Die Opposition hat den Ausschuss zu einer Bühne gemacht, was aus meiner Sicht übrigens völlig verständlich ist. Zeugen werden nicht befragt, sie werden angegriffen. Unterlagen und Akten werden in Millionenseitenstärke angefordert, und sie werden natürlich subjektiv und selektiv gefiltert und vorgetragen. Dies steht dem Ziel einer objektiven Untersuchung entgegen, denn um die geht es den handelnden Akteuren schon lange nicht mehr. Die nächste Schlagzeile im Boulevard, der mit Sicherheit der eine oder andere Leitartikel in den Qualitätszeitungen folgen wird, muss erzeugt werden. Dass der Wahrheitsgehalt dieser "Enthüllungen" kaum je für ein Gerichtsverfahren reicht, stört dabei weder den "Enthüller" noch die Medien.

Gerüchte schaden

Diese geänderte Zielsetzung erklärt auch die vollkommen verschiedene Beurteilung der vergangenen Ausschüsse durch Regierungsparteien und Opposition. Gerade als Abgeordneter der ÖVP ist mein Ziel die objektive Untersuchung, denn nur so können wir unsere Vorstellungen für die Zukunft wieder ohne den Schatten angeblicher vergangener Verfehlungen präsentieren. Der Opposition geht es natürlich genau darum nicht. Sie weiß, dass ein ständig angeheiztes Gerücht uns mehr schadet als ein endgültiges Urteil.

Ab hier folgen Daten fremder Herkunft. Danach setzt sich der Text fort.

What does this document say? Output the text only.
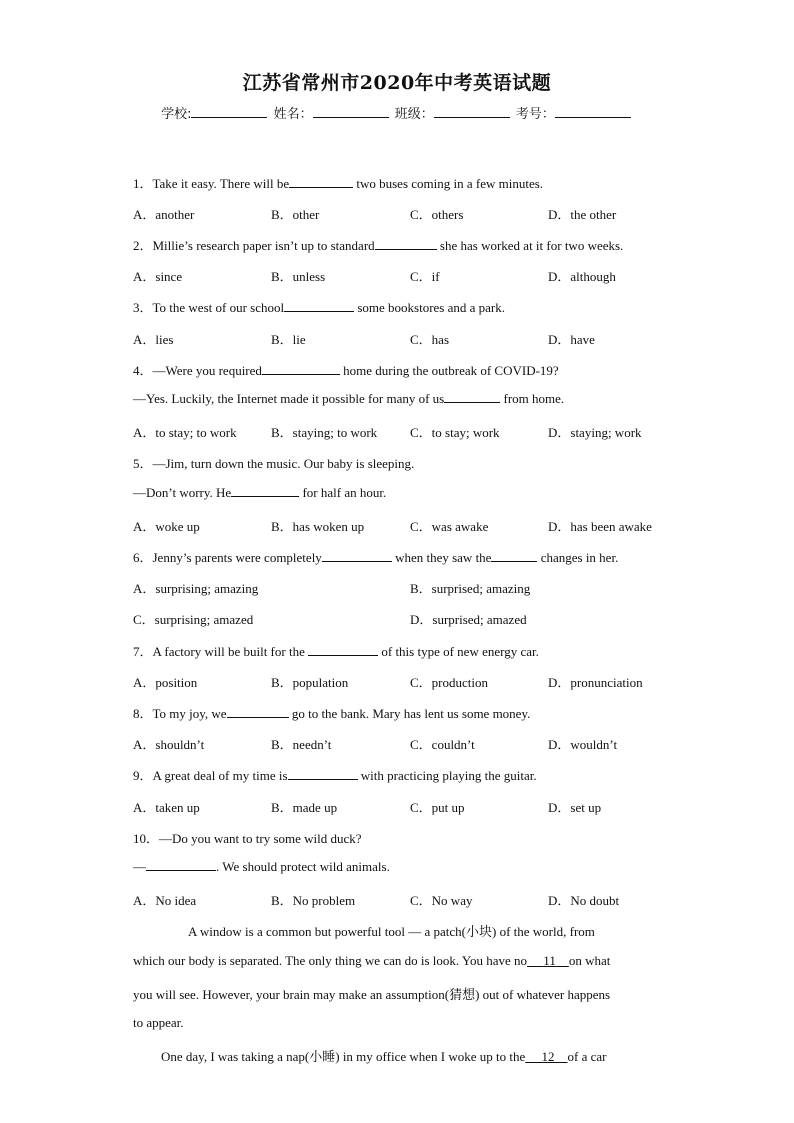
江苏省常州市2020年中考英语试题
学校:	姓名：	班级：	考号：
1．Take it easy. There will be	two buses coming in a few minutes.
A．another	B．other	C．others	D．the other
2．Millie’s research paper isn’t up to standard	she has worked at it for two weeks.
A．since	B．unless	C．if	D．although
3．To the west of our school	some bookstores and a park.
A．lies	B．lie	C．has	D．have
4．—Were you required	home during the outbreak of COVID-19?
—Yes. Luckily, the Internet made it possible for many of us	from home.
A．to stay; to work	B．staying; to work	C．to stay; work	D．staying; work
5．—Jim, turn down the music. Our baby is sleeping.
—Don’t worry. He	for half an hour.
A．woke up	B．has woken up	C．was awake	D．has been awake
6．Jenny’s parents were completely	when they saw the	changes in her.
A．surprising; amazing	B．surprised; amazing
C．surprising; amazed	D．surprised; amazed
7．A factory will be built for the	of this type of new energy car.
A．position	B．population	C．production	D．pronunciation
8．To my joy, we	go to the bank. Mary has lent us some money.
A．shouldn’t	B．needn’t	C．couldn’t	D．wouldn’t
9．A great deal of my time is	with practicing playing the guitar.
A．taken up	B．made up	C．put up	D．set up
10．—Do you want to try some wild duck?
—	. We should protect wild animals.
A．No idea	B．No problem	C．No way	D．No doubt
A window is a common but powerful tool — a patch(小块) of the world, from
which our body is separated. The only thing we can do is look. You have no 11 on what
you will see. However, your brain may make an assumption(猜想) out of whatever happens
to appear.
One day, I was taking a nap(小睡) in my office when I woke up to the 12 of a car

Das gilt natürlich genauso für die SPÖ, weshalb mich die Haltung von Barbara Prammer verwundert. Denn nur wenn wir die Regeln für den Untersuchungsausschuss an die eines Gerichtsverfahrens angleichen, können wir eine objektive Untersuchung wieder sicherstellen. Nur wenn der Zeuge seine Rechte und Pflichten bei einer Befragung kennt und wenn diese fair sind, ersparen wir uns nutzlose und peinliche Auftritte, wie sie im letzten Untersuchungsausschuss vorgekommen sind. Nur wenn auch die Abgeordneten wissen, wie weit sie in der Selbstdarstellung gehen dürfen und welche Unterlagen sie medial verwerten dürfen, ist gewährleistet, dass laufende Ermittlungen nicht beeinträchtigt werden und das Ansehen ihres eigenen Berufsstandes durch absurde Interpretationen nicht weiter beschädigt wird.

Dieses Regelwerk gibt es schon. Es wurde über zwei Jahrhunderte im Strafprozessrecht entwickelt, und es hängt an einer unabdingbaren Voraussetzung: dem unabhängigen Richter. (Wolfgang Gerstl, Leserkommentar, derStandard.at, 30.4.2014)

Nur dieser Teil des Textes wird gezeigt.